If you're not familiar with stool softeners or how they work, they are supposed to be used only temporarily to relieve constipation. Stool softeners work by drawing fluids into your stool, which is supposed to make them softer and easier to pass. However, I'd been taking them for 5+ years and was starting to be concerned about taking these pills for the rest of my life. Who knows what the long-term effects could be? And if there was a more natural way, I was all for that. So, I was happy to remove the softener and add a little more fiber.
Once again, I assumed the role of Goldilocks, trying all different brands and types of fiber. I went through a lot of unpleasant experiences, including bloated and gassy nights, trying to find the right balance of effectiveness, comfort, price, and taste appeal. I landed on a CVS store-brand called "Easy Fiber" with an ingredient list of one: Dextrin. Why do I prefer it? First off, it's super easy--I mix it with a tall glass of water and have it with dinner. But if I wanted to, I could add it to tea/coffee, yogurt, or whatever I please because it dissolves entirely in food and beverages. There's no gross taste or texture; in fact, there's no flavor to it at all. And, unlike some other supplements, it doesn't clump and feel nasty going down. It's also sugar-free, non-GMO, and gluten-free.

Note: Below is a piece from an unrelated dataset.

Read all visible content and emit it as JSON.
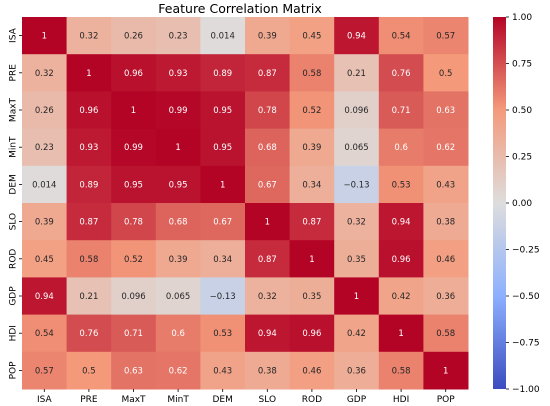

Most importantly, I wake up in the morning ready to GO! It's a running joke in my family that when momma wakes up, clear out of the bathroom because it's go-time.
I share my Get Things Moving program not because it's right for everyone, and certainly not because it's the perfect plan. I often find myself tweaking and testing things...adding/deleting foods from my diet depending on how they affect my belly and butt; evaluating my stress levels, what's causing stress, and how to manage it better; adjusting when, with what, and how much dextrin I'm having at night.
In other words, it's an ongoing process, but one that I finally feel I might be making progress at!
Please note: It's critical to consult with your physician before making any changes to your nutrition, physical activity, prescription and non-prescription drugs, and any other similar changes you make to your life.